Twin Screw compressors. Generally favored for maximum effort applications. Torque delivery is immediate, and the curve is flat, top end power is very good. A screw or spiral-lobe compressor, is a positive displacement supercharger design that compresses air between two asymmetric, intermeshing helical lobes inside a rotor housing. Screw compressors were originally conceived by Heinrich Krigar in 1878 and further developed by Alf Lysholm for Svenska Rotor Maskiner AB (SRM) of Sweden in the 1930s. The technology was intended for use in gas and steam turbines and later replaced axial flow compressors found on fighter engines of the period. Lobe count / arrangement varies between manufactures, most commonly 3-5 and 4-6. Some companies use rotor groups manufactured in-house, others outsource this component. Currently two companies build twin-screw supercharger systems for the late model HEMI: Whipple and Kenne Bell. A verity of twin-screw displacements are available for HEMI powered vehicles, from 2.8L to 4.7L. Custom systems of up to 8.0L have been produced.
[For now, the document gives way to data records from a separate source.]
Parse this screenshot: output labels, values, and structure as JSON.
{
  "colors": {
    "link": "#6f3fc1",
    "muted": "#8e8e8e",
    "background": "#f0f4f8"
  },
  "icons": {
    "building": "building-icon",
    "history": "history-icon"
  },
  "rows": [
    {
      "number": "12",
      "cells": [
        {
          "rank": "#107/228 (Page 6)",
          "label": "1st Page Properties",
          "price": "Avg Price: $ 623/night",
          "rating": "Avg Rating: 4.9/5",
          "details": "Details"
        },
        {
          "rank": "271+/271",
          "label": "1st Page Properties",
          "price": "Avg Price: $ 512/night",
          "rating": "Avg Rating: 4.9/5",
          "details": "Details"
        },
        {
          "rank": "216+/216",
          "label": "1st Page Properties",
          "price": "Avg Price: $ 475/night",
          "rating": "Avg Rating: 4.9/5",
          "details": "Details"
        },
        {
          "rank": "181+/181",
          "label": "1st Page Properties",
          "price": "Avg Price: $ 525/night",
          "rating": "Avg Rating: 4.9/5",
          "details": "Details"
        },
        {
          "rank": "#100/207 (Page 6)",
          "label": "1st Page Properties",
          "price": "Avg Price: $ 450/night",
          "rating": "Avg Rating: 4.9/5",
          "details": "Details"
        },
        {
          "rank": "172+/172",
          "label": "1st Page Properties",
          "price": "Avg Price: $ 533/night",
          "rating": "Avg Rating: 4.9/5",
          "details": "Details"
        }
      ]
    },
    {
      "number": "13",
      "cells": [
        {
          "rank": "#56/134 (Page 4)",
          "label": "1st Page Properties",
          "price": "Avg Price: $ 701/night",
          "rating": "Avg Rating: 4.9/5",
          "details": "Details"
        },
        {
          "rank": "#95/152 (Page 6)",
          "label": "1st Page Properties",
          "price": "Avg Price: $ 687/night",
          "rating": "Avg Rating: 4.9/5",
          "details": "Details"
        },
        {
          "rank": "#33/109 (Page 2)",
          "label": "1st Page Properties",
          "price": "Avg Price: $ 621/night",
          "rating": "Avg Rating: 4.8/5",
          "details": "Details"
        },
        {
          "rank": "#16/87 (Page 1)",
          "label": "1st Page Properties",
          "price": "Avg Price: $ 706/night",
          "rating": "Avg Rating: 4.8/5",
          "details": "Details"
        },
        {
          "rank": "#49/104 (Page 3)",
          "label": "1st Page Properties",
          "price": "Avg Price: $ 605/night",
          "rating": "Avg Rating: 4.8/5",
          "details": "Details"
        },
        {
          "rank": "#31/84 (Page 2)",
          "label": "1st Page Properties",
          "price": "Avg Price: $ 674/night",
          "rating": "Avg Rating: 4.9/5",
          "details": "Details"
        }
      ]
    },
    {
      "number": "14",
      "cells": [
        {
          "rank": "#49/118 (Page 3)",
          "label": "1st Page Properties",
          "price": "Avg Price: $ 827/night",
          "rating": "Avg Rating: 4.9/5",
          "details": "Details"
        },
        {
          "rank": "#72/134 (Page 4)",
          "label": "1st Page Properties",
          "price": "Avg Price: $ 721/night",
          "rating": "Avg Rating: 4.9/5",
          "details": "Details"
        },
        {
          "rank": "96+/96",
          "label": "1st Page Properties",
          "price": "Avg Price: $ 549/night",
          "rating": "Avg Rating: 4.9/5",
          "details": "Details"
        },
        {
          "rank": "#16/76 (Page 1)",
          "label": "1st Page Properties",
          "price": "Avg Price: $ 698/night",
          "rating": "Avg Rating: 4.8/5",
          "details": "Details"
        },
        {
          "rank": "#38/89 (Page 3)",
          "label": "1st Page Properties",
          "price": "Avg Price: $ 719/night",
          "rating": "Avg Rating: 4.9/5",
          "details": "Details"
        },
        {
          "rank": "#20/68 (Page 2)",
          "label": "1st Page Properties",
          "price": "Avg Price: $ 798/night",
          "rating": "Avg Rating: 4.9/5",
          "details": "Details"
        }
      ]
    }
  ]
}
Centrifugal: Of the three methods for supercharging, centrifugal provides the most linier boost curve, with superior top end power. Centrifugal superchargers utilize a single turbine wheel (impeller) driven by the engine’s crankshaft, through a step-up gear box. The impeller pulls air into a volute (the housing surrounding the turbine wheel), centrifugal action then forces the air through a diffuser. The diffuser slows the air velocity while raising the pressure. The higher the impeller speed the greater the pressure at the outlet. This is the same method as used in turbocharging, except that turbos use engine exhaust gasses to drive the impeller wheel. The advantage to driving the impeller by the crankshaft is immediate boost, eliminating “turbo lag”. Other advantages included very high thermal efficiency, and low under-hood heat buildup. Additionally, because these systems don’t replace the stock intake manifold they are typically less expensive and first to market on new platforms. Two companies currently supply centrifugal superchargers for HEMI engines, ProCharger and Vortech.